Using rocprofv3 with OpenMP#

rocprofv3 does not provide native support for profiling CPU-side OpenMP code. However, when OpenMP is used to offload computations to AMD GPUs (for example, via OpenMP target offload), rocprofv3 can capture and profile GPU activities initiated by these offloaded regions. Note that profiling of CPU-side OpenMP parallel regions is not supported.

Example: Vector Addition Using OpenMP Offload on AMD GPUs#

The following example demonstrates how to perform vector addition using OpenMP target offload, enabling execution of the workload on AMD GPUs.

Key Steps:

  • Initialize input arrays on the host.

  • Offload the vector addition computation to the GPU using OpenMP directives.

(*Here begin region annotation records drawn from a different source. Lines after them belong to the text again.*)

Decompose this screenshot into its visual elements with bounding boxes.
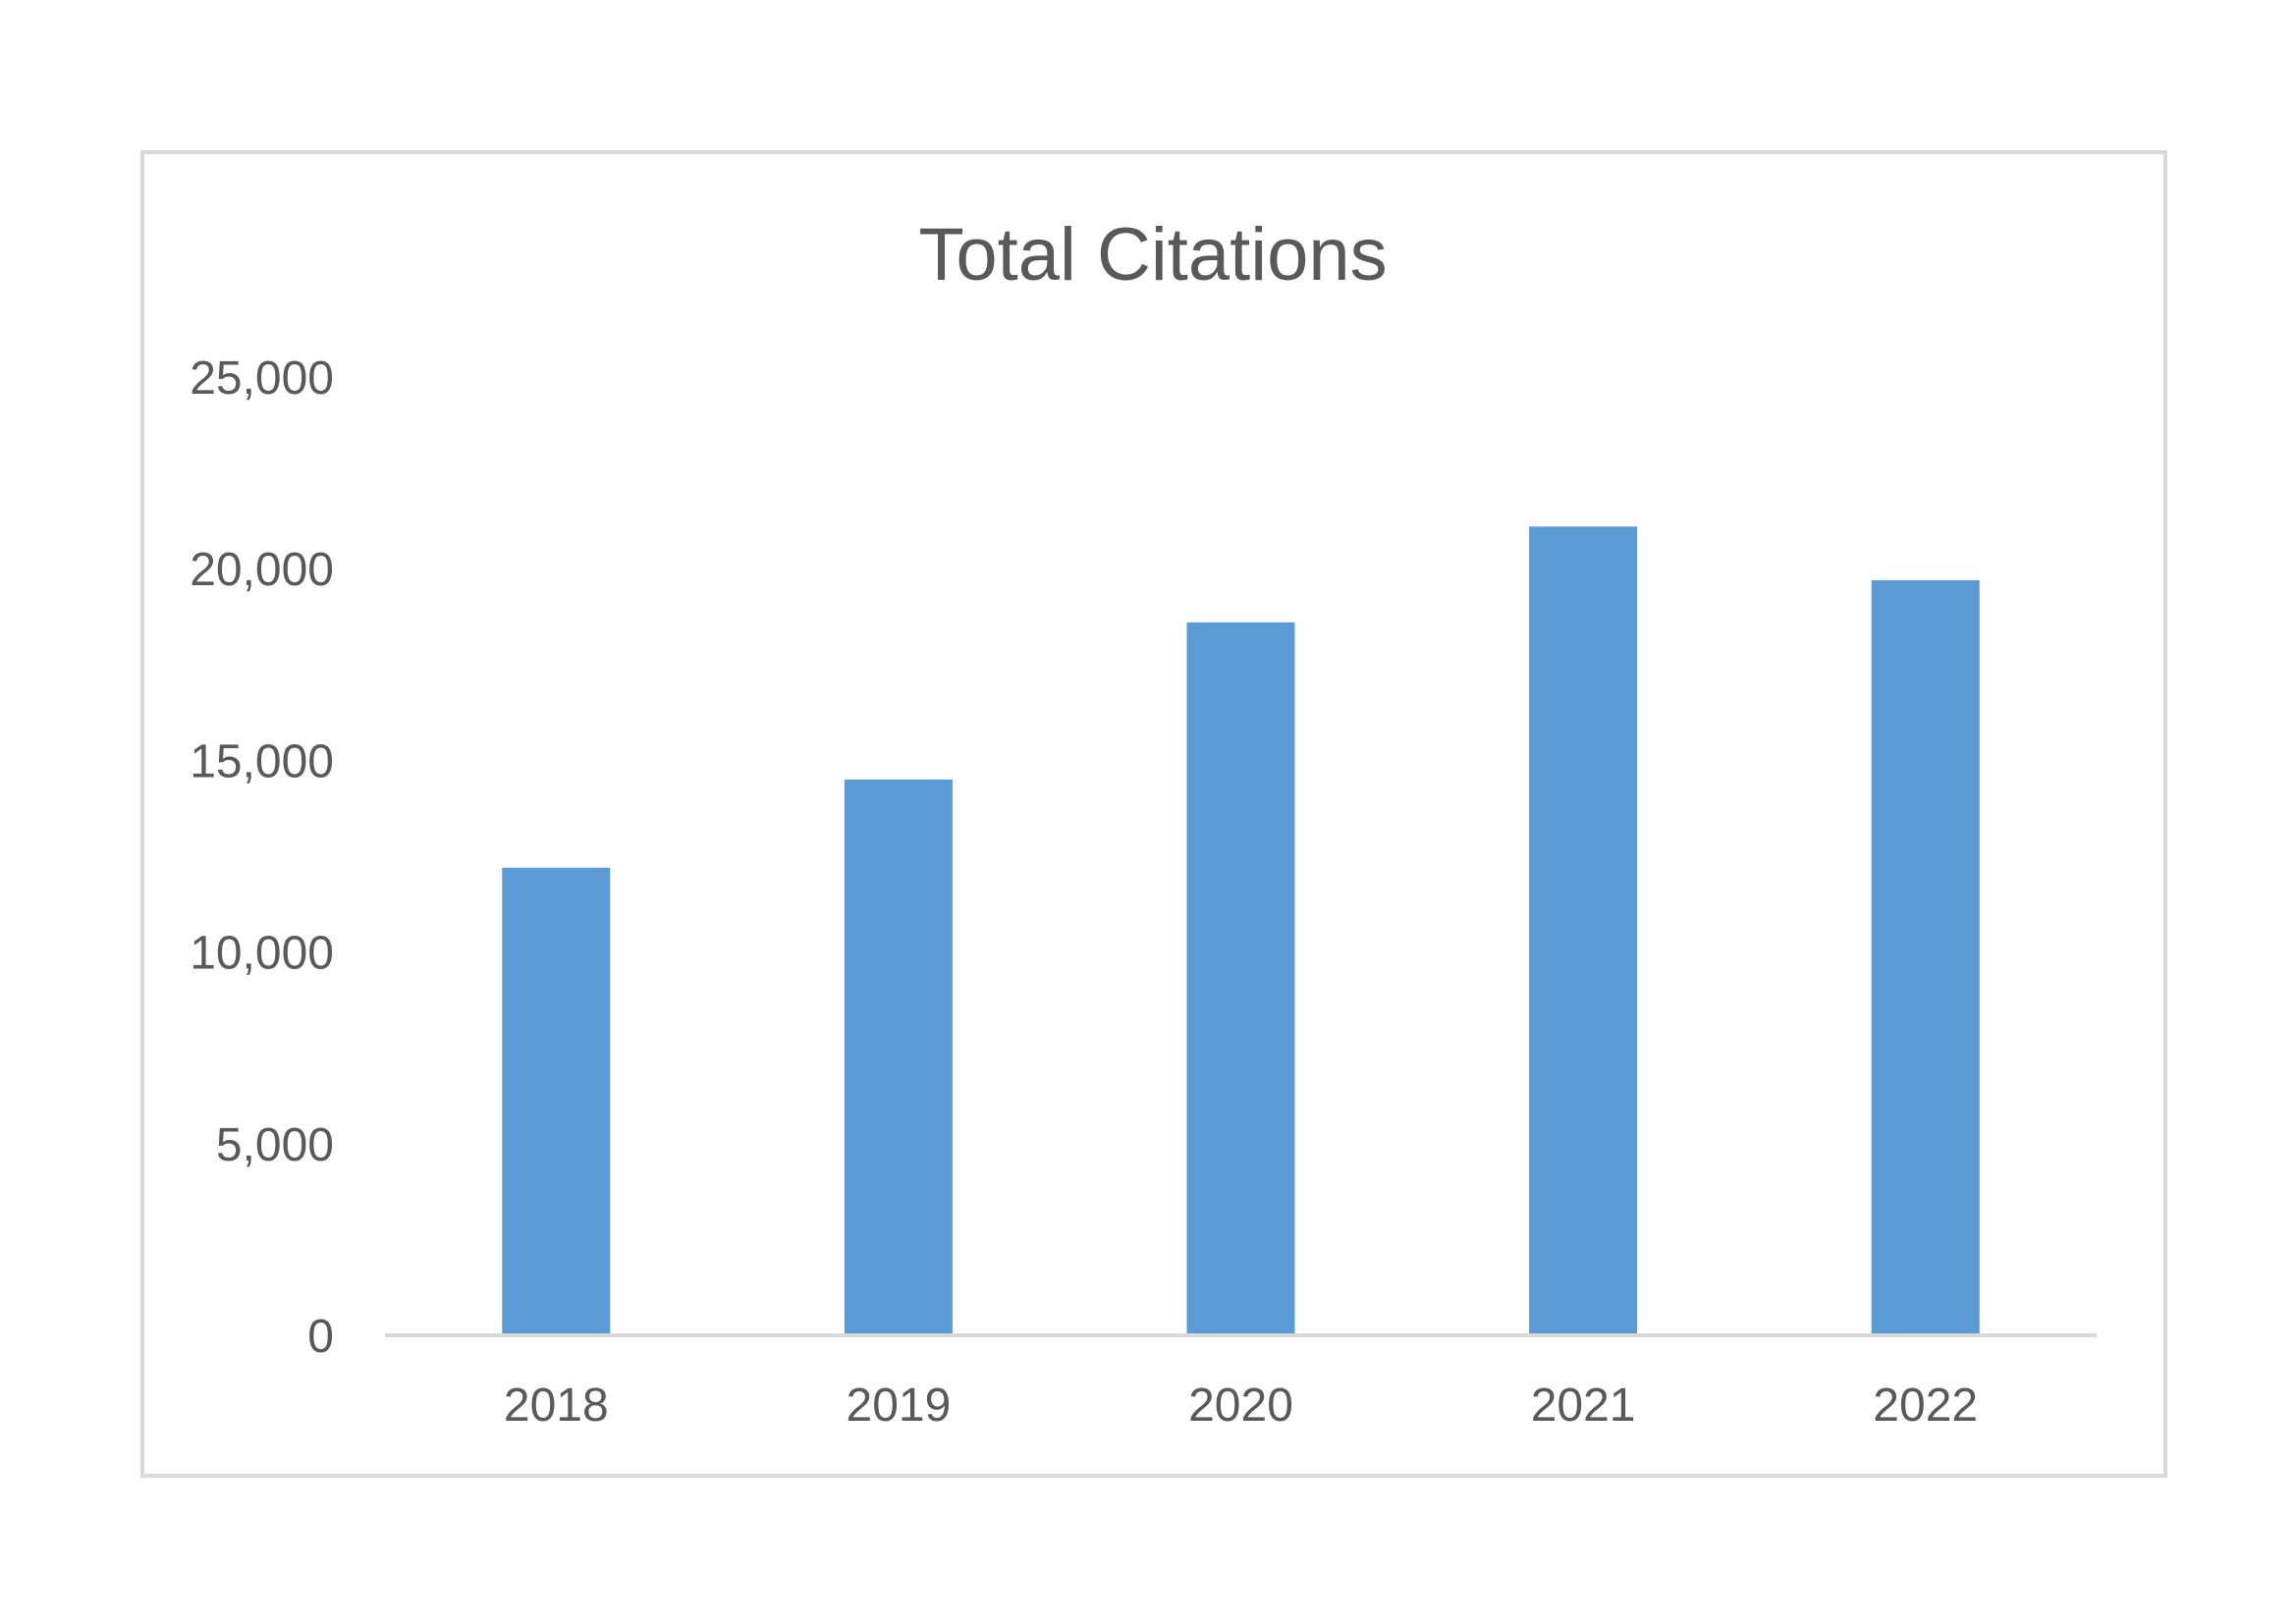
bar-2022	[1871, 579, 1980, 1335]
y-tick-label: 15,000	[190, 735, 334, 787]
x-tick-label: 2018	[504, 1380, 609, 1432]
x-tick-label: 2019	[847, 1380, 952, 1432]
y-tick-label: 10,000	[190, 928, 334, 980]
bar-2018	[502, 867, 611, 1335]
x-tick-label: 2020	[1188, 1380, 1293, 1432]
y-axis-ticks: 0 5,000 10,000 15,000 20,000 25,000	[190, 352, 334, 1363]
y-tick-label: 25,000	[190, 352, 334, 405]
bars	[502, 526, 1980, 1335]
y-tick-label: 0	[307, 1311, 334, 1363]
x-tick-label: 2021	[1531, 1380, 1636, 1432]
bar-2021	[1529, 526, 1638, 1335]
bar-2020	[1186, 622, 1295, 1335]
x-tick-label: 2022	[1873, 1380, 1978, 1432]
y-tick-label: 20,000	[190, 544, 334, 596]
bar-2019	[844, 779, 953, 1335]
x-axis-ticks: 2018 2019 2020 2021 2022	[504, 1380, 1978, 1432]
chart-title: Total Citations	[918, 213, 1387, 297]
y-tick-label: 5,000	[216, 1119, 334, 1171]
chart-frame	[140, 150, 2167, 1478]
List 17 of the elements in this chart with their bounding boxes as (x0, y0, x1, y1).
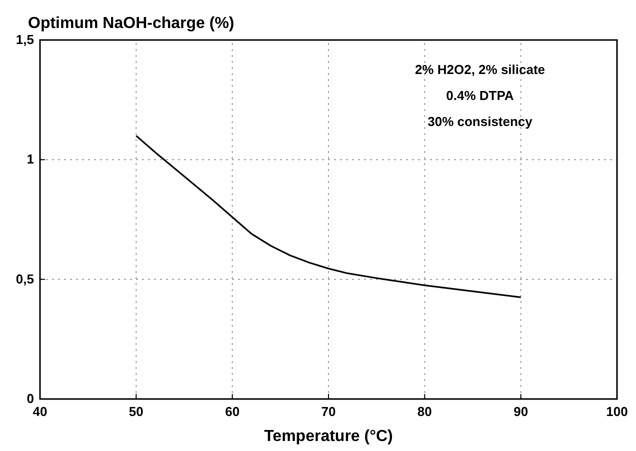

  • Retrieve and verify the results on the host.

#include <stdio.h>
#include <omp.h>

#define N 1024

int main() {
    float a[N], b[N], c[N];

    // Initialize input arrays
    for (int i = 0; i < N; ++i) {
        a[i] = i * 1.0f;
        b[i] = (N - i) * 1.0f;
    }

    // Offload vector addition to GPU
    #pragma omp target teams distribute parallel for map(to: a[0:N], b[0:N]) map(from: c[0:N])
    for (int i = 0; i < N; ++i) {
        c[i] = a[i] + b[i];
    }

    // Verify results
    int errors = 0;
    for (int i = 0; i < N; ++i) {
        if (c[i] != N * 1.0f) {
            errors++;
        }
    }

    if (errors == 0) {
        printf("Vector addition successful!\\n");
    } else {
        printf("Vector addition failed with %d errors.\\n", errors);
    }

    return 0;
}

Building the OpenMP Offload Application#

To compile the application for AMD GPU offload, use the following command:

amdclang++ -fopenmp -fopenmp-targets=amdgcn-amd-amdhsa -L/opt/rocm/lib --offload-arch=gfx9xx -o vector_add <application>

Profiling the Application with rocprofv3#

To profile the GPU activity during execution, run the application with rocprofv3:

rocprofv3 -s --output-format csv -- ./vector_add

Upon execution, rocprofv3 will generate several CSV trace files, such as:

  • <pid>_kernel_trace.csv

  • <pid>_hsa_api_trace.csv

  • <pid>_memory_copy_trace.csv

  • <pid>_memory_allocation_trace.csv

  • <pid>_scratch_memory_trace.csv

These files contain detailed profiling information about GPU kernel execution, HSA API calls, memory operations, and more, enabling comprehensive analysis of the offloaded workload.